The Hot Trend of Arid Landscapes
In Southern California, there is a growing need and desire to create landscapes that work with the climate, rather than against. As enthusiasm for lush green (and thirsty) lawns with neat hedges and flowering shrubs begins to fade, homeowners who want to take their water-wise landscape to the next level are starting to latch on to the idea of creating mini-deserts in their yards.
These arid landscapes are enticing for a number of reasons. We’ve mentioned the water economy, which generally goes hand in hand with being lower maintenance. Cleaner and more simple design, too, lets the few plants that comprise the plan truly stand out while the textures of rock and sand are interesting and dramatic. Plain and simple, these “plain” landscapes are simply beautiful. So, what goes into an arid landscape?

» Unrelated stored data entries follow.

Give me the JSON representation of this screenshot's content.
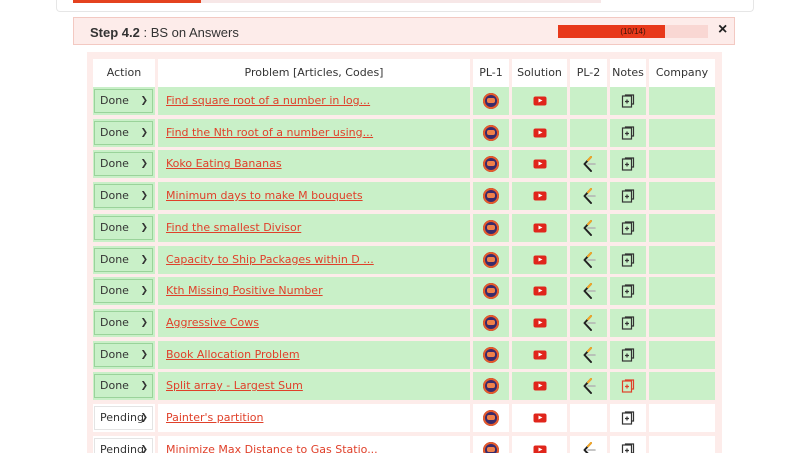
{
  "step": {
    "label": "Step 4.2",
    "separator": " : ",
    "title": "BS on Answers",
    "progress_text": "(10/14)",
    "progress_fraction": 0.714,
    "close": "×"
  },
  "columns": [
    "Action",
    "Problem [Articles, Codes]",
    "PL-1",
    "Solution",
    "PL-2",
    "Notes",
    "Company"
  ],
  "colors": {
    "accent": "#e4421f",
    "done_row": "#c9f0c8",
    "panel": "#fdecea",
    "link": "#e0402a"
  },
  "rows": [
    {
      "action": "Done",
      "problem": "Find square root of a number in log...",
      "pl2": false,
      "notes_active": false
    },
    {
      "action": "Done",
      "problem": "Find the Nth root of a number using...",
      "pl2": false,
      "notes_active": false
    },
    {
      "action": "Done",
      "problem": "Koko Eating Bananas",
      "pl2": true,
      "notes_active": false
    },
    {
      "action": "Done",
      "problem": "Minimum days to make M bouquets",
      "pl2": true,
      "notes_active": false
    },
    {
      "action": "Done",
      "problem": "Find the smallest Divisor",
      "pl2": true,
      "notes_active": false
    },
    {
      "action": "Done",
      "problem": "Capacity to Ship Packages within D ...",
      "pl2": true,
      "notes_active": false
    },
    {
      "action": "Done",
      "problem": "Kth Missing Positive Number",
      "pl2": true,
      "notes_active": false
    },
    {
      "action": "Done",
      "problem": "Aggressive Cows",
      "pl2": true,
      "notes_active": false
    },
    {
      "action": "Done",
      "problem": "Book Allocation Problem",
      "pl2": true,
      "notes_active": false
    },
    {
      "action": "Done",
      "problem": "Split array - Largest Sum",
      "pl2": true,
      "notes_active": true
    },
    {
      "action": "Pending",
      "problem": "Painter's partition",
      "pl2": false,
      "notes_active": false
    },
    {
      "action": "Pending",
      "problem": "Minimize Max Distance to Gas Statio...",
      "pl2": true,
      "notes_active": false
    }
  ]
}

1. The right plants. If you live in a region that can support cacti, then it is obvious that at least a few should be a centerpiece of the design. If you do not live in the right climate, however, do not despair. Look for plants adapted or native to your region and choose ones that convey the feeling of an arid landscape. Think spiky, fuzzy, and/or succulent.
2. Even in a small space, desert landscapes feel expansive and minimalist. Place them so they are spread out, allowing their individual aesthetic to be truly appreciated. While this means fewer plants to look after, the ones you do use need to be in tip top condition as much as possible.
3. Texture and interest. Think sand and rock. Even if sand isn’t an option for your yard, use lighter colors of mulch and paving to emulate the look. Find and space large boulders similarly to the plants. Everything that sits above the ground plane becomes a focal point in the desert landscape.
4. An oasis. Find one key area of the garden and use it as a focal point. The rest of the landscape then serves as a scenic backdrop. A small fountain or waterfall is perfect, or even just a massing of colorful plants.
5. Function. Think about how the space will serve you and use that programming to inform the design. For example, patio space paved with a stained concrete can be a perfect complement to a craggly, rock-scape. Or, if you need to control occasional stormwater flows, consider a dry rock bed that picks up and directs water while gracefully traversing the property.
As landscapes become more responsive to a growing concern for the environment, the desert xeriscape is a perfect and attractive solution to low- and no-water landscaping. And even better, there are plenty of landscape designers and contractors in Santa Barbara who can help.